In [1]:
import polars as pl

In [8]:
csv_files = [
    "allplayers",
    "batting",
    "discreps",
    "ejections",
    "fielding",
    "gameinfo",
    "pitching",
    "teamstats",
]

for csv_file in csv_files:
    df = pl.scan_csv(f"csvs/{csv_file}.csv", infer_schema_length=None)
    df.collect().write_parquet(f"parquets/{csv_file}.parquet")

In [9]:
# Speed test
import time

time_start = time.perf_counter()
pl.scan_csv("csvs/batting.csv", infer_schema_length=None).collect()
print(f"CSV: {time.perf_counter() - time_start:.2f}s")

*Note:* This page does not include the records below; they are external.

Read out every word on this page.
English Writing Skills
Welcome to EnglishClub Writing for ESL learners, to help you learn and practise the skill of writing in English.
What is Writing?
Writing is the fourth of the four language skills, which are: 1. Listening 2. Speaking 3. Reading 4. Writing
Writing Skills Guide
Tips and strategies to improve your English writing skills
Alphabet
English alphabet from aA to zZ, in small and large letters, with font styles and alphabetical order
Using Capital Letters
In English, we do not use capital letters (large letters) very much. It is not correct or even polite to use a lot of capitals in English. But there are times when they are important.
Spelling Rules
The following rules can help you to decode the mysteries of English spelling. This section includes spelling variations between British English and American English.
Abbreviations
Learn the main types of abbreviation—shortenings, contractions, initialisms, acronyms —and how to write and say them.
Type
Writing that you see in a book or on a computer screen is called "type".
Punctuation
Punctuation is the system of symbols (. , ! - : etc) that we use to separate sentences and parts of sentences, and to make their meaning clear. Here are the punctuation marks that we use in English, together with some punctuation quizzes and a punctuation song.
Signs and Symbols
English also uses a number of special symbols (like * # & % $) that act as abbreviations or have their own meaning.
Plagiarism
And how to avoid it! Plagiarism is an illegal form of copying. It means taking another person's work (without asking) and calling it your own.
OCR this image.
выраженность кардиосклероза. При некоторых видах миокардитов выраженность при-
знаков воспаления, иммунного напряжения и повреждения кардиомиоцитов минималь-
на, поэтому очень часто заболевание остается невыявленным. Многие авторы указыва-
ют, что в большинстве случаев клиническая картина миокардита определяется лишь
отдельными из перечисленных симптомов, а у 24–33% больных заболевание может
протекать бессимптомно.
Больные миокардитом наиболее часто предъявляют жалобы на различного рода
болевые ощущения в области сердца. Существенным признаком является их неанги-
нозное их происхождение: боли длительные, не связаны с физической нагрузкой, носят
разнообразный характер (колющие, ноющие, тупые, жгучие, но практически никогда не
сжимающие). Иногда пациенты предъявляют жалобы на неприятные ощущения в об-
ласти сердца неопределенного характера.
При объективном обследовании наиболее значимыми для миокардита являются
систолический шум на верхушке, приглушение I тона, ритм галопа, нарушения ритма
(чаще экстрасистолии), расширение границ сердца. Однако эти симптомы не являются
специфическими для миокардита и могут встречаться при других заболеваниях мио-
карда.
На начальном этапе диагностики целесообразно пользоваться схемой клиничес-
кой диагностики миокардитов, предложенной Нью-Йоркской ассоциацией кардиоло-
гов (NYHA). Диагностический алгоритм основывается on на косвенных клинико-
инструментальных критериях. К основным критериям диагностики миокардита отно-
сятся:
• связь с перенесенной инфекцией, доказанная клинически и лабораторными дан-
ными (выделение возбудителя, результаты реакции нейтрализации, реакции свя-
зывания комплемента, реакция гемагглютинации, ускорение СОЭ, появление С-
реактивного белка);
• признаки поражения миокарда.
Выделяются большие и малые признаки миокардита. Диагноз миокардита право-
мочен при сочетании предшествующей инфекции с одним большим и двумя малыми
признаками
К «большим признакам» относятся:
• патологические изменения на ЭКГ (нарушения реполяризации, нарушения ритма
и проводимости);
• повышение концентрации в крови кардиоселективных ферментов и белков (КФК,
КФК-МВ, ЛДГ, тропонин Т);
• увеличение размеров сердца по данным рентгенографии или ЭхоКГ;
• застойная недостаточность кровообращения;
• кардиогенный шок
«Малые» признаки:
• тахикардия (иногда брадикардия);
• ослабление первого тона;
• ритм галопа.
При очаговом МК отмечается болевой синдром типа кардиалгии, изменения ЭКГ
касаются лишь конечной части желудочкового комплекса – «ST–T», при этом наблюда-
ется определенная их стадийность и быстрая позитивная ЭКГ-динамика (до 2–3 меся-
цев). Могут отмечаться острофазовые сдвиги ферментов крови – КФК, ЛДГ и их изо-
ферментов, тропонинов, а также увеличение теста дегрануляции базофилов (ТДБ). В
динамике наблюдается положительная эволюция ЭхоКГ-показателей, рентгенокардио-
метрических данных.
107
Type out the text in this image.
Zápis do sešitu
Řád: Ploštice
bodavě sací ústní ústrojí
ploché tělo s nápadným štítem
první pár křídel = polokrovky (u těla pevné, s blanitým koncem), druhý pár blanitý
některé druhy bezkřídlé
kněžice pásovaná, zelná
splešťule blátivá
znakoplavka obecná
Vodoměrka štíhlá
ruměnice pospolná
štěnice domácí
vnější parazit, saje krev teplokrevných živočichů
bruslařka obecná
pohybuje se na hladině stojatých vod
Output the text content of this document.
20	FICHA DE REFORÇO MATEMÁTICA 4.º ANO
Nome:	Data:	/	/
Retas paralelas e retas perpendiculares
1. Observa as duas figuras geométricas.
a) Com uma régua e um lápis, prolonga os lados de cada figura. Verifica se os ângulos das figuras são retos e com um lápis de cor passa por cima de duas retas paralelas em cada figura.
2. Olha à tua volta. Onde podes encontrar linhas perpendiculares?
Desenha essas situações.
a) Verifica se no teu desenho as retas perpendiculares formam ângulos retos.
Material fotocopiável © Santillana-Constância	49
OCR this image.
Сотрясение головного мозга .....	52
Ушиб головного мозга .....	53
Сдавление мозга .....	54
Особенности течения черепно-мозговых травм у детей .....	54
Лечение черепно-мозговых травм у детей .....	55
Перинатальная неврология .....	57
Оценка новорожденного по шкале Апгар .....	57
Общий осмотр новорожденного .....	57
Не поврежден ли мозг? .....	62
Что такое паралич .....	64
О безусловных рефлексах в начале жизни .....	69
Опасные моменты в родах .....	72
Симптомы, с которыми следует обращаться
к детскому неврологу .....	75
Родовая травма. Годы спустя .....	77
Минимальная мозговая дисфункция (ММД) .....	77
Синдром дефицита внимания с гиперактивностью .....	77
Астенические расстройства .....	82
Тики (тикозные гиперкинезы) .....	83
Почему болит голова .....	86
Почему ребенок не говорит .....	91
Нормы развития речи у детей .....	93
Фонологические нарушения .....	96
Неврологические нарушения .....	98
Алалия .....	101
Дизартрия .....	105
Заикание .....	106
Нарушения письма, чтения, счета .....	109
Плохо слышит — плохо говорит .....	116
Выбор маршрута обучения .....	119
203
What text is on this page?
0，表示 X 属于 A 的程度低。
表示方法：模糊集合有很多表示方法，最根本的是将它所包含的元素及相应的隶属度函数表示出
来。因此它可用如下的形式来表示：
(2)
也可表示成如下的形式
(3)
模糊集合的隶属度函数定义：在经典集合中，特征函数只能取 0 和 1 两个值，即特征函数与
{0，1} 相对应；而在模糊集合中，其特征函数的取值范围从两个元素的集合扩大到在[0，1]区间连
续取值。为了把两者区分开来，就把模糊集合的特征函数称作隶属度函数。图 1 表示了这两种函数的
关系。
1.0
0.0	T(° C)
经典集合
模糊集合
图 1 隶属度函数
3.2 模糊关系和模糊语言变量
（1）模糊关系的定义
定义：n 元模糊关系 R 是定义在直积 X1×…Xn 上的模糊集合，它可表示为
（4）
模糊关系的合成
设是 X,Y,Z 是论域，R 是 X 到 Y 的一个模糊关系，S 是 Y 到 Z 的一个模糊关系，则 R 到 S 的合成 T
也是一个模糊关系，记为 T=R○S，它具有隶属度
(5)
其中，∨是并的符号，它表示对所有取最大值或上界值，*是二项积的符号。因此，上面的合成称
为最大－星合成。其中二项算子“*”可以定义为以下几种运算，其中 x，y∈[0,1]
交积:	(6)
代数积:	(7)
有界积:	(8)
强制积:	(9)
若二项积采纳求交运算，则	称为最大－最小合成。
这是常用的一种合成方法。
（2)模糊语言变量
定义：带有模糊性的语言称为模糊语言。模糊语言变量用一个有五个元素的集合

time_start = time.perf_counter()
pl.scan_parquet("parquets/batting.parquet").collect()
print(f"Parquet: {time.perf_counter() - time_start:.2f}s")


CSV: 10.86s
Parquet: 0.20s


In [None]:
# Add the big  one (plays)
(
    pl.scan_csv("csvs/plays.csv", infer_schema_length=None)
    .sink_parquet("parquets/plays.parquet")
)


More information on the new streaming engine: https://github.com/pola-rs/polars/issues/20947
  .sink_parquet("parquets/plays.parquet")


In [None]:
# Partition the plays file by year
unique_years = (
    pl.scan_parquet("parquets/plays.parquet")
    .with_columns(pl.col("date").cast(pl.String).str.slice(0, 4).alias("year"))
    .select("year")
    .unique()
    .collect()
    .to_series()
    .to_list()
)

In [7]:
for year in unique_years:
    (
        pl.scan_parquet("parquets/plays.parquet")
        .filter(pl.col("date").cast(pl.String).str.slice(0, 4) == year)
        .collect()
        .write_parquet(f"parquets/plays/{year}.parquet")
    )